Cooking World

Tasty vegetarian dish for dinner

May 11th, 2007

This recipe will take some time to cook it (about 80 min), but it’s really worth it. This dish will be good for those following a meat-free diet, besides, calories are significantly reduced because courgette and squash are used instead of pasta.

Ingredients:

1 lb. courgette
1 lb. squash
1/4 teaspoon Italian seasoning
1/4 teaspoon black pepper
2 c. tomato pasta sauce
16 oz. low-fat cottage cheese
2 egg yolks
1/3 c. Parmesan cheese
2/3 c. seasoned bread crumbs
2 c. mozzarella, part-skim
3 c. spinach
1 c. fresh basil

How to prepare:
Heat an oven to 425F. Then cover two baking pans with nonstick cooking spray.

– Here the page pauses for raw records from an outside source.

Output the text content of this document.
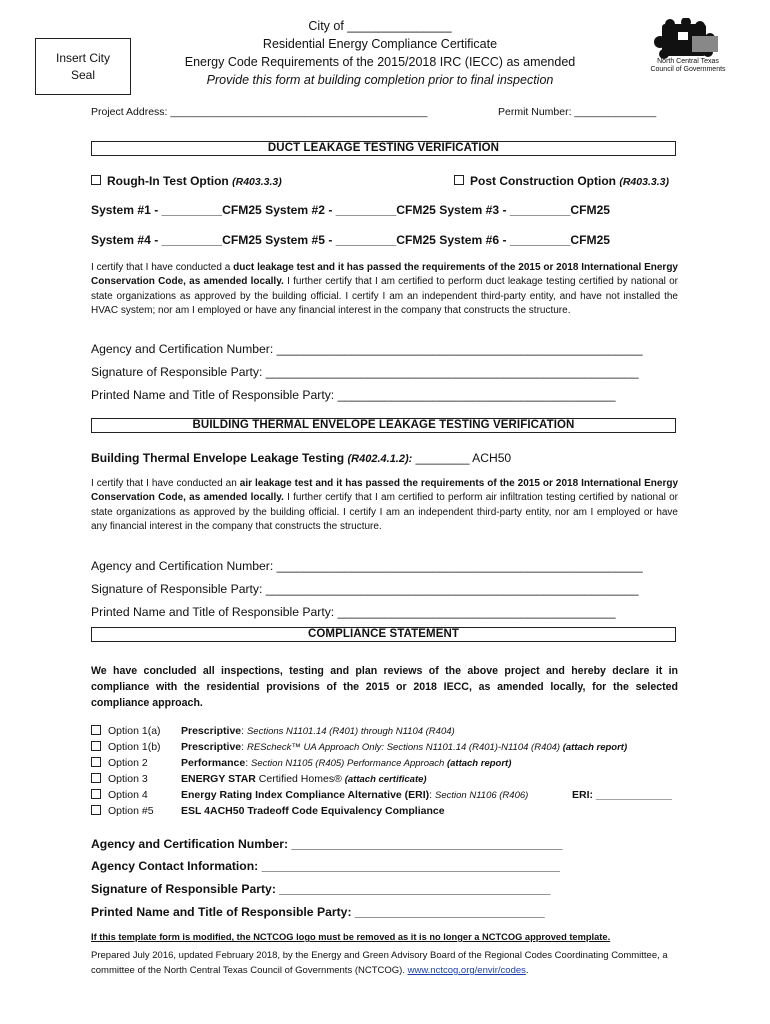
Insert City
Seal
City of _______________
Residential Energy Compliance Certificate
Energy Code Requirements of the 2015/2018 IRC (IECC) as amended
Provide this form at building completion prior to final inspection
North Central Texas
Council of Governments
Project Address: ____________________________________________	Permit Number: ______________
DUCT LEAKAGE TESTING VERIFICATION
Rough-In Test Option (R403.3.3)	Post Construction Option (R403.3.3)
System #1 - _________CFM25 System #2 - _________CFM25 System #3 - _________CFM25
System #4 - _________CFM25 System #5 - _________CFM25 System #6 - _________CFM25
I certify that I have conducted a duct leakage test and it has passed the requirements of the 2015 or 2018 International Energy Conservation Code, as amended locally. I further certify that I am certified to perform duct leakage testing certified by national or state organizations as approved by the building official. I certify I am an independent third-party entity, and have not installed the HVAC system; nor am I employed or have any financial interest in the company that constructs the structure.
Agency and Certification Number: ______________________________________________________
Signature of Responsible Party: _______________________________________________________
Printed Name and Title of Responsible Party: _________________________________________
BUILDING THERMAL ENVELOPE LEAKAGE TESTING VERIFICATION
Building Thermal Envelope Leakage Testing (R402.4.1.2): ________ ACH50
I certify that I have conducted an air leakage test and it has passed the requirements of the 2015 or 2018 International Energy Conservation Code, as amended locally. I further certify that I am certified to perform air infiltration testing certified by national or state organizations as approved by the building official. I certify I am an independent third-party entity, nor am I employed or have any financial interest in the company that constructs the structure.
Agency and Certification Number: ______________________________________________________
Signature of Responsible Party: _______________________________________________________
Printed Name and Title of Responsible Party: _________________________________________
COMPLIANCE STATEMENT
We have concluded all inspections, testing and plan reviews of the above project and hereby declare it in compliance with the residential provisions of the 2015 or 2018 IECC, as amended locally, for the selected compliance approach.
Option 1(a) Prescriptive: Sections N1101.14 (R401) through N1104 (R404)
Option 1(b) Prescriptive: REScheck™ UA Approach Only: Sections N1101.14 (R401)-N1104 (R404) (attach report)
Option 2	Performance: Section N1105 (R405) Performance Approach (attach report)
Option 3	ENERGY STAR Certified Homes® (attach certificate)
Option 4	Energy Rating Index Compliance Alternative (ERI): Section N1106 (R406)	ERI: _____________
Option #5	ESL 4ACH50 Tradeoff Code Equivalency Compliance
Agency and Certification Number: ________________________________________
Agency Contact Information: ____________________________________________
Signature of Responsible Party: ________________________________________
Printed Name and Title of Responsible Party: ____________________________
If this template form is modified, the NCTCOG logo must be removed as it is no longer a NCTCOG approved template.
Prepared July 2016, updated February 2018, by the Energy and Green Advisory Board of the Regional Codes Coordinating Committee, a committee of the North Central Texas Council of Governments (NCTCOG). www.nctcog.org/envir/codes.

Cut squash and courgette in half lengthwise. Then, cut each half into pieces about 1/4 inch thick. Put quash and courgette on pans in one layer and dress with Italian seasoning.
Bake for 25 minutes. Remove from an oven and set aside. Reduce oven temperature to 375F.
Heat pasta sauce over medium-high heat then add spinach into the pasta sauce.
In a kitchen unit combine cottage cheese, basil, egg yolks, and 2 tablespoons of Parmesan cheese and blend it until smooth.
Sprinkle 2 tablespoons of bread crumbs over the bottom of a baking pan. Cover the bottom of the dish with half of the courgette and squash pieces. Then, put cottage cheese mixture over the squash and courgette pieces and sprinkle with 3 tablespoons of bread crumbs. Top with remaining courgette pieces. Sprinkle with the remaining 3 tablespoons of bread crumbs and add pasta sauce right over the top, then cover with mozzarella cheese over the top. Add the remaining 2 tablespoons of Parmesan cheese.
Put in an oven and bake at 375F for about 35 minutes. Cheese should be melted and browned. Set aside for about 15-20 minutes before serving.
You may also add to taste onions and red pepper to the sauce.